Pandrang Row, J.
1. This is an appeal from the decree of the District Judge of Ramnad dismissing the plaintiff's suit for a declaration that the order dismissing him from the office of hereditary karnam of Kilkudi village passed by the Sub-Collector on 15th December, 1930, and the appellate orders of the District Collector in February, 1931, of the Revenue Board in the same year dismissing his appeals to them are illegal, void and not binding on him. The defendants were (1) the karnam who was appointed in the place of the plaintiff after his dismissal, (2) the Secretary of State for India in Council, and (3) the Rajah of Ramnad within whose zamindari the office is held, the office being one governed by Act II of 1894 and not Act III of 1895.
2. It was contended inter alia that the suit itself was not competent and that the order of the District Collector on appeal which was confirmed by the Board of Revenue in second appeal was final and cannot be canvassed in a Civil Court. On this point the decision of the Court below was in favour of the plaintiff. Whether this view is right or not is a matter which gives room for discussion, but as the dismissal of the suit on the other ground, that is to say, on the merits, can be supported, we find it unnecessary to decide the question whether the suit itself is maintainable or not. On the merits, the only objection taken to the order dismissing plaintiff-appellant is that he was not heard or given notice by the Sub-Collector before he was dismissed though the dismissal-was because he had been convicted of a criminal offence which, in the opinion of the Sub-Collector, disqualified him for holding the office.
3. The contention of the learned Advocate for the appellant is that even before forming such an opinion, the Sub-Collector and' the District Collector were bound to hear the convicted officer before they ordered his dismissal. The procedure to be followed in the matter of the dismissal of village officers under Act II of 1894 is to be found in Section 16 of the Act. Sub-section (2) of that section runs as follows:
The District Collector or the Revenue Officer aforesaid, may, of his own motion or on complaint and after enquiry, fine, suspend, dismiss or remove any village officer for misconduct or for neglect of duty or incapacity as such village officer or for non-residence in the village arid shall record his reason for so doing in writing and furnish a copy of the same to the proprietor and to the village officer concerned. Every village officer convicted of an offence of the kind mentioned in Sub-section (1)(e) of Section 10 shall be dismissed.

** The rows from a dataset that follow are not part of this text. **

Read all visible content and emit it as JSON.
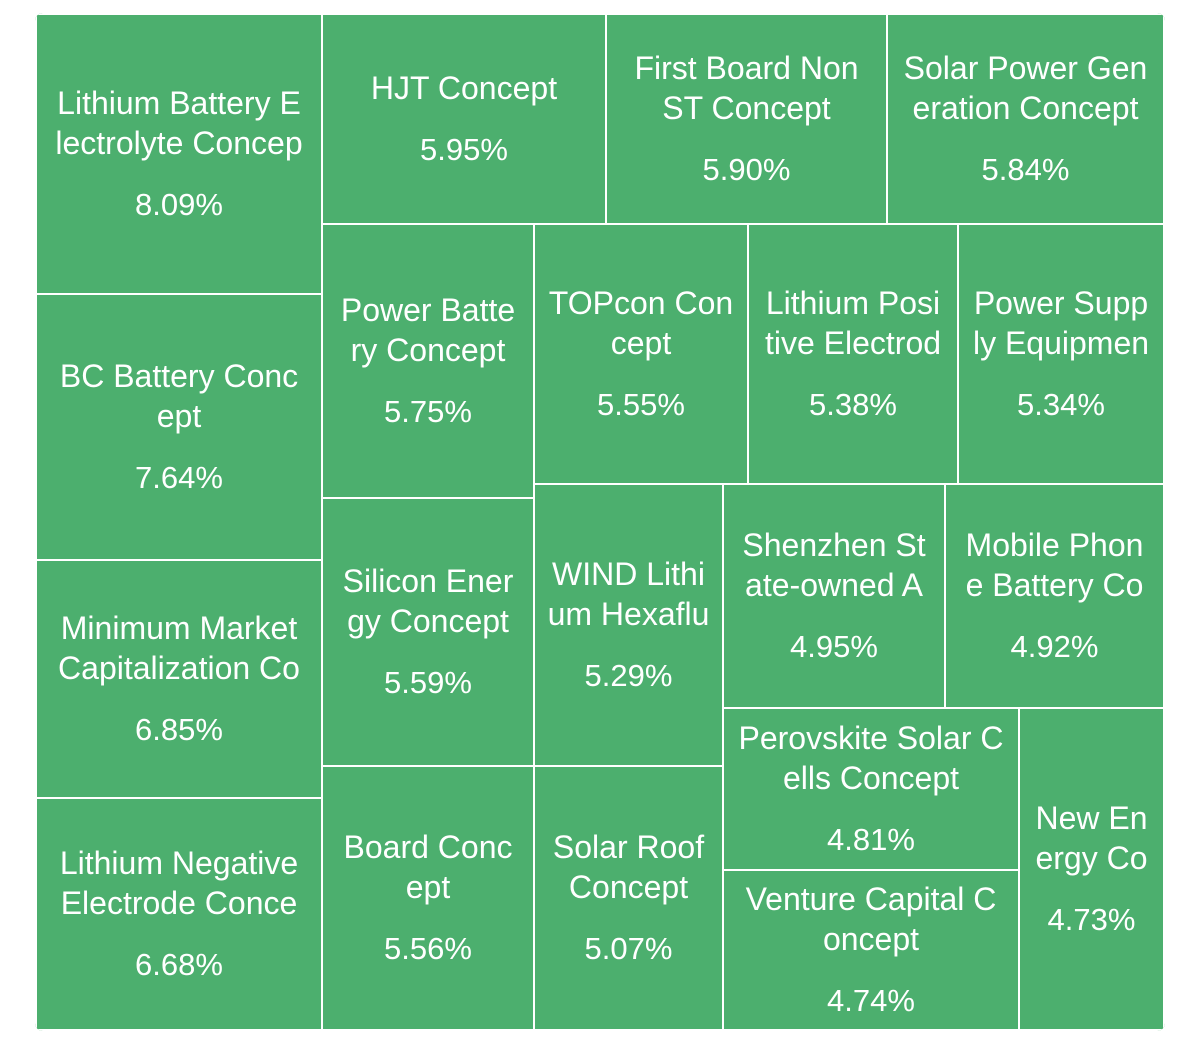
{
  "chart_data": {
    "type": "treemap",
    "color": "#4caf6e",
    "border_color": "#ffffff",
    "items": [
      {
        "name": "Lithium Battery E\nlectrolyte Concep",
        "value": "8.09%"
      },
      {
        "name": "BC Battery Conc\nept",
        "value": "7.64%"
      },
      {
        "name": "Minimum Market\nCapitalization Co",
        "value": "6.85%"
      },
      {
        "name": "Lithium Negative\nElectrode Conce",
        "value": "6.68%"
      },
      {
        "name": "HJT Concept",
        "value": "5.95%"
      },
      {
        "name": "First Board Non\nST Concept",
        "value": "5.90%"
      },
      {
        "name": "Solar Power Gen\neration Concept",
        "value": "5.84%"
      },
      {
        "name": "Power Batte\nry Concept",
        "value": "5.75%"
      },
      {
        "name": "Silicon Ener\ngy Concept",
        "value": "5.59%"
      },
      {
        "name": "Board Conc\nept",
        "value": "5.56%"
      },
      {
        "name": "TOPcon Con\ncept",
        "value": "5.55%"
      },
      {
        "name": "Lithium Posi\ntive Electrod",
        "value": "5.38%"
      },
      {
        "name": "Power Supp\nly Equipmen",
        "value": "5.34%"
      },
      {
        "name": "WIND Lithi\num Hexaflu",
        "value": "5.29%"
      },
      {
        "name": "Solar Roof\nConcept",
        "value": "5.07%"
      },
      {
        "name": "Shenzhen St\nate-owned A",
        "value": "4.95%"
      },
      {
        "name": "Mobile Phon\ne Battery Co",
        "value": "4.92%"
      },
      {
        "name": "Perovskite Solar C\nells Concept",
        "value": "4.81%"
      },
      {
        "name": "Venture Capital C\noncept",
        "value": "4.74%"
      },
      {
        "name": "New En\nergy Co",
        "value": "4.73%"
      }
    ]
  }
}
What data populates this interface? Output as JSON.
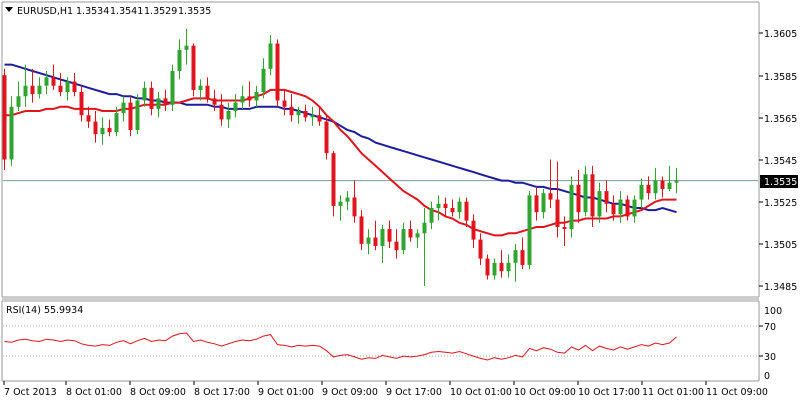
{
  "header": {
    "symbol": "EURUSD,H1",
    "ohlc": [
      "1.3534",
      "1.3541",
      "1.3529",
      "1.3535"
    ]
  },
  "price_panel": {
    "y_ticks": [
      "1.3605",
      "1.3585",
      "1.3565",
      "1.3545",
      "1.3525",
      "1.3505",
      "1.3485"
    ],
    "current_price_label": "1.3535"
  },
  "rsi_panel": {
    "title": "RSI(14) 55.9934",
    "y_ticks": [
      "100",
      "70",
      "30",
      "0"
    ]
  },
  "time_axis": {
    "labels": [
      "7 Oct 2013",
      "8 Oct 01:00",
      "8 Oct 09:00",
      "8 Oct 17:00",
      "9 Oct 01:00",
      "9 Oct 09:00",
      "9 Oct 17:00",
      "10 Oct 01:00",
      "10 Oct 09:00",
      "10 Oct 17:00",
      "11 Oct 01:00",
      "11 Oct 09:00"
    ]
  },
  "colors": {
    "bull": "#2fa42f",
    "bear": "#e0141c",
    "ma_fast": "#e0141c",
    "ma_slow": "#1c1c9c",
    "current_line": "#7b9b9b",
    "rsi_line": "#e0141c",
    "grid_dots": "#aaaaaa",
    "frame": "#9a9a9a"
  },
  "chart_data": {
    "type": "candlestick",
    "symbol": "EURUSD",
    "timeframe": "H1",
    "ylim": [
      1.3478,
      1.3625
    ],
    "rsi_ylim": [
      0,
      100
    ],
    "rsi_levels": [
      70,
      30
    ],
    "current_price": 1.3535,
    "candles": [
      [
        1.3585,
        1.3588,
        1.354,
        1.3545
      ],
      [
        1.3545,
        1.3575,
        1.3542,
        1.357
      ],
      [
        1.357,
        1.3582,
        1.3568,
        1.3575
      ],
      [
        1.3575,
        1.359,
        1.357,
        1.358
      ],
      [
        1.358,
        1.3588,
        1.3572,
        1.3576
      ],
      [
        1.3576,
        1.3584,
        1.3574,
        1.358
      ],
      [
        1.358,
        1.3587,
        1.3576,
        1.3584
      ],
      [
        1.3584,
        1.359,
        1.3578,
        1.358
      ],
      [
        1.358,
        1.3586,
        1.3575,
        1.3577
      ],
      [
        1.3577,
        1.3584,
        1.3573,
        1.3582
      ],
      [
        1.3582,
        1.3586,
        1.3575,
        1.3577
      ],
      [
        1.3577,
        1.358,
        1.3563,
        1.3566
      ],
      [
        1.3566,
        1.357,
        1.356,
        1.3563
      ],
      [
        1.3563,
        1.3568,
        1.3553,
        1.3557
      ],
      [
        1.3557,
        1.3565,
        1.3552,
        1.356
      ],
      [
        1.356,
        1.3564,
        1.3556,
        1.3558
      ],
      [
        1.3558,
        1.357,
        1.3556,
        1.3567
      ],
      [
        1.3567,
        1.3575,
        1.3563,
        1.3572
      ],
      [
        1.3572,
        1.3575,
        1.3556,
        1.3559
      ],
      [
        1.3559,
        1.3576,
        1.3557,
        1.3573
      ],
      [
        1.3573,
        1.3582,
        1.357,
        1.3579
      ],
      [
        1.3579,
        1.3582,
        1.3566,
        1.3569
      ],
      [
        1.3569,
        1.3577,
        1.3565,
        1.3574
      ],
      [
        1.3574,
        1.3578,
        1.3568,
        1.3571
      ],
      [
        1.3571,
        1.359,
        1.3568,
        1.3587
      ],
      [
        1.3587,
        1.3602,
        1.3583,
        1.3597
      ],
      [
        1.3597,
        1.3607,
        1.359,
        1.3599
      ],
      [
        1.3599,
        1.36,
        1.3575,
        1.3578
      ],
      [
        1.3578,
        1.3583,
        1.3573,
        1.358
      ],
      [
        1.358,
        1.3584,
        1.3572,
        1.3574
      ],
      [
        1.3574,
        1.3578,
        1.3568,
        1.3571
      ],
      [
        1.3571,
        1.3576,
        1.3561,
        1.3564
      ],
      [
        1.3564,
        1.3572,
        1.356,
        1.3568
      ],
      [
        1.3568,
        1.3576,
        1.3565,
        1.3572
      ],
      [
        1.3572,
        1.358,
        1.3569,
        1.3575
      ],
      [
        1.3575,
        1.3582,
        1.357,
        1.3573
      ],
      [
        1.3573,
        1.358,
        1.357,
        1.3577
      ],
      [
        1.3577,
        1.3593,
        1.3574,
        1.3588
      ],
      [
        1.3588,
        1.3604,
        1.3585,
        1.36
      ],
      [
        1.36,
        1.3602,
        1.357,
        1.3573
      ],
      [
        1.3573,
        1.3578,
        1.3566,
        1.357
      ],
      [
        1.357,
        1.3576,
        1.3563,
        1.3566
      ],
      [
        1.3566,
        1.357,
        1.3562,
        1.3568
      ],
      [
        1.3568,
        1.3571,
        1.3563,
        1.3565
      ],
      [
        1.3565,
        1.357,
        1.3561,
        1.3566
      ],
      [
        1.3566,
        1.357,
        1.3561,
        1.3563
      ],
      [
        1.3563,
        1.3566,
        1.3545,
        1.3548
      ],
      [
        1.3548,
        1.3549,
        1.3518,
        1.3523
      ],
      [
        1.3523,
        1.3528,
        1.3516,
        1.3525
      ],
      [
        1.3525,
        1.353,
        1.3521,
        1.3527
      ],
      [
        1.3527,
        1.3535,
        1.3515,
        1.3518
      ],
      [
        1.3518,
        1.3521,
        1.3502,
        1.3505
      ],
      [
        1.3505,
        1.3512,
        1.35,
        1.3508
      ],
      [
        1.3508,
        1.3516,
        1.3502,
        1.3504
      ],
      [
        1.3504,
        1.3514,
        1.3496,
        1.3512
      ],
      [
        1.3512,
        1.3516,
        1.3503,
        1.3506
      ],
      [
        1.3506,
        1.3512,
        1.3498,
        1.3502
      ],
      [
        1.3502,
        1.3515,
        1.35,
        1.3512
      ],
      [
        1.3512,
        1.3516,
        1.3506,
        1.3508
      ],
      [
        1.3508,
        1.3512,
        1.3503,
        1.351
      ],
      [
        1.351,
        1.3522,
        1.3485,
        1.3515
      ],
      [
        1.3515,
        1.3525,
        1.3512,
        1.3522
      ],
      [
        1.3522,
        1.3528,
        1.3516,
        1.3524
      ],
      [
        1.3524,
        1.3527,
        1.3518,
        1.3522
      ],
      [
        1.3522,
        1.3526,
        1.3518,
        1.352
      ],
      [
        1.352,
        1.3527,
        1.3517,
        1.3525
      ],
      [
        1.3525,
        1.3527,
        1.3513,
        1.3516
      ],
      [
        1.3516,
        1.3519,
        1.3503,
        1.3507
      ],
      [
        1.3507,
        1.351,
        1.3495,
        1.3498
      ],
      [
        1.3498,
        1.35,
        1.3488,
        1.349
      ],
      [
        1.349,
        1.3498,
        1.3488,
        1.3496
      ],
      [
        1.3496,
        1.3502,
        1.3489,
        1.3492
      ],
      [
        1.3492,
        1.35,
        1.3489,
        1.3496
      ],
      [
        1.3496,
        1.3505,
        1.3487,
        1.3502
      ],
      [
        1.3502,
        1.3508,
        1.3493,
        1.3495
      ],
      [
        1.3495,
        1.353,
        1.3493,
        1.3528
      ],
      [
        1.3528,
        1.3532,
        1.3516,
        1.352
      ],
      [
        1.352,
        1.3531,
        1.3517,
        1.3529
      ],
      [
        1.3529,
        1.3545,
        1.3522,
        1.3526
      ],
      [
        1.3526,
        1.3544,
        1.3508,
        1.3513
      ],
      [
        1.3513,
        1.3518,
        1.3504,
        1.3512
      ],
      [
        1.3512,
        1.3537,
        1.3508,
        1.3533
      ],
      [
        1.3533,
        1.354,
        1.3515,
        1.352
      ],
      [
        1.352,
        1.3542,
        1.3518,
        1.3538
      ],
      [
        1.3538,
        1.3542,
        1.3513,
        1.3518
      ],
      [
        1.3518,
        1.3534,
        1.3515,
        1.353
      ],
      [
        1.353,
        1.3535,
        1.352,
        1.3524
      ],
      [
        1.3524,
        1.3528,
        1.3516,
        1.3519
      ],
      [
        1.3519,
        1.353,
        1.3515,
        1.3526
      ],
      [
        1.3526,
        1.3528,
        1.3516,
        1.3518
      ],
      [
        1.3518,
        1.3528,
        1.3515,
        1.3526
      ],
      [
        1.3526,
        1.3536,
        1.3522,
        1.3533
      ],
      [
        1.3533,
        1.3537,
        1.3526,
        1.3529
      ],
      [
        1.3529,
        1.3541,
        1.3526,
        1.3535
      ],
      [
        1.3535,
        1.3537,
        1.3527,
        1.3531
      ],
      [
        1.3531,
        1.3542,
        1.353,
        1.3534
      ],
      [
        1.3534,
        1.3541,
        1.3529,
        1.3535
      ]
    ],
    "ma_fast": [
      1.3566,
      1.3566,
      1.3567,
      1.3568,
      1.3568,
      1.3568,
      1.3569,
      1.3569,
      1.357,
      1.357,
      1.3569,
      1.3569,
      1.3569,
      1.3569,
      1.3568,
      1.3568,
      1.3568,
      1.3569,
      1.3569,
      1.357,
      1.3571,
      1.3571,
      1.3571,
      1.3571,
      1.3572,
      1.3572,
      1.3573,
      1.3574,
      1.3574,
      1.3574,
      1.3573,
      1.3573,
      1.3573,
      1.3573,
      1.3573,
      1.3574,
      1.3575,
      1.3576,
      1.3578,
      1.3578,
      1.3578,
      1.3577,
      1.3576,
      1.3575,
      1.3573,
      1.357,
      1.3566,
      1.3563,
      1.3559,
      1.3556,
      1.3552,
      1.3548,
      1.3545,
      1.3542,
      1.3539,
      1.3536,
      1.3533,
      1.353,
      1.3528,
      1.3526,
      1.3523,
      1.3521,
      1.352,
      1.3518,
      1.3517,
      1.3515,
      1.3514,
      1.3512,
      1.3511,
      1.351,
      1.3509,
      1.3509,
      1.351,
      1.351,
      1.3511,
      1.3512,
      1.3513,
      1.3513,
      1.3514,
      1.3515,
      1.3515,
      1.3516,
      1.3516,
      1.3517,
      1.3517,
      1.3517,
      1.3517,
      1.3518,
      1.3518,
      1.3519,
      1.352,
      1.3521,
      1.3523,
      1.3525,
      1.3526,
      1.3526,
      1.3526
    ],
    "ma_slow": [
      1.359,
      1.359,
      1.3589,
      1.3588,
      1.3587,
      1.3586,
      1.3585,
      1.3584,
      1.3583,
      1.3582,
      1.3581,
      1.358,
      1.3579,
      1.3578,
      1.3577,
      1.3576,
      1.3576,
      1.3575,
      1.3575,
      1.3574,
      1.3574,
      1.3573,
      1.3573,
      1.3572,
      1.3572,
      1.3572,
      1.3571,
      1.3571,
      1.3571,
      1.3571,
      1.357,
      1.357,
      1.3569,
      1.3569,
      1.3569,
      1.3569,
      1.357,
      1.357,
      1.357,
      1.357,
      1.3569,
      1.3569,
      1.3568,
      1.3567,
      1.3566,
      1.3565,
      1.3564,
      1.3563,
      1.3561,
      1.3559,
      1.3558,
      1.3556,
      1.3555,
      1.3553,
      1.3552,
      1.3551,
      1.355,
      1.3549,
      1.3548,
      1.3547,
      1.3546,
      1.3545,
      1.3544,
      1.3543,
      1.3542,
      1.3541,
      1.354,
      1.3539,
      1.3538,
      1.3537,
      1.3536,
      1.3535,
      1.3535,
      1.3534,
      1.3534,
      1.3533,
      1.3532,
      1.3532,
      1.3531,
      1.3531,
      1.353,
      1.3529,
      1.3528,
      1.3527,
      1.3527,
      1.3526,
      1.3525,
      1.3524,
      1.3524,
      1.3523,
      1.3522,
      1.3522,
      1.3521,
      1.3521,
      1.3522,
      1.3521,
      1.352
    ],
    "rsi": [
      50,
      49,
      52,
      53,
      51,
      50,
      53,
      52,
      50,
      52,
      51,
      47,
      45,
      44,
      46,
      45,
      49,
      51,
      47,
      51,
      54,
      50,
      52,
      51,
      57,
      60,
      61,
      50,
      52,
      49,
      47,
      44,
      47,
      50,
      52,
      51,
      53,
      57,
      59,
      46,
      45,
      43,
      45,
      44,
      45,
      44,
      38,
      30,
      32,
      33,
      30,
      27,
      29,
      28,
      32,
      30,
      28,
      31,
      30,
      31,
      33,
      36,
      37,
      36,
      35,
      37,
      34,
      31,
      28,
      26,
      29,
      27,
      29,
      32,
      30,
      41,
      38,
      42,
      40,
      36,
      35,
      43,
      39,
      45,
      38,
      44,
      41,
      39,
      43,
      40,
      43,
      46,
      44,
      48,
      46,
      48,
      56
    ]
  }
}
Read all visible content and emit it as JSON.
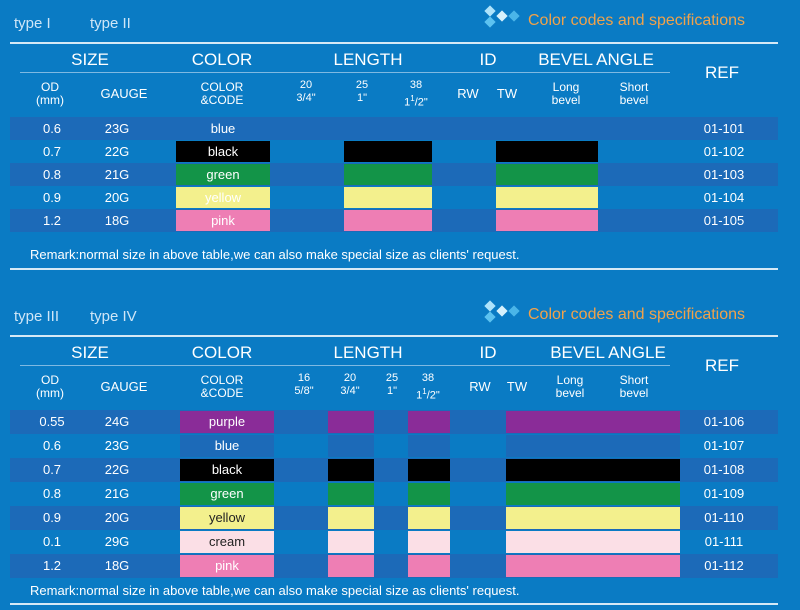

4. It will be seen therefore that in the case of officers who come within Sub-section (1)(e) of Section 10, it is not specifically provided that any enquiry should be held or that they should be given notice. It may be, as is contended on behalf of the appellant, that it is not very reasonable not to give the same opportunity for being heard when the dismissal is ordered in view of Sub-section (1)(e) of Section 10 of the Act when such an opportunity is given in cases of dismissal on other grounds or other charges and it is certainly desirable prima facie that an order of serious consequence like an order of dismissal should not be made without giving a hearing to the person affected. But we cannot decide in this case what we consider to be the appropriate procedure in cases of this kind. Where it is sought to attack an order of dismissal passed by the Sub-Collector which was confirmed by the District Collector and the Board of Revenue as void and illegal, we must be satisfied that there was a defect in the procedure adopted before the dismissal was ordered which was so important and so serious that it renders the order of dismissal a nullity. There is no specific provision that in the case of dismissal of village officers who have been convicted of offences which in the opinion of the Revenue Divisional Officer disqualify them for holding the office, they should be heard before the order of dismissal is made. It may be a lacuna but we are not able to say definitely it is a lacuna and we cannot ignore the plain words of the section which while requiring notice and enquiry in other cases in the same section make no mention of any such requirement in the case of dismissal in view of Sub-section (1)(e) of Section 10. We are therefore of opinion that the conclusion of the learned District Judge on this part of the case is right and that there is no ground for interference in appeal.
5. The appeal is accordingly dismissed with costs, two sets.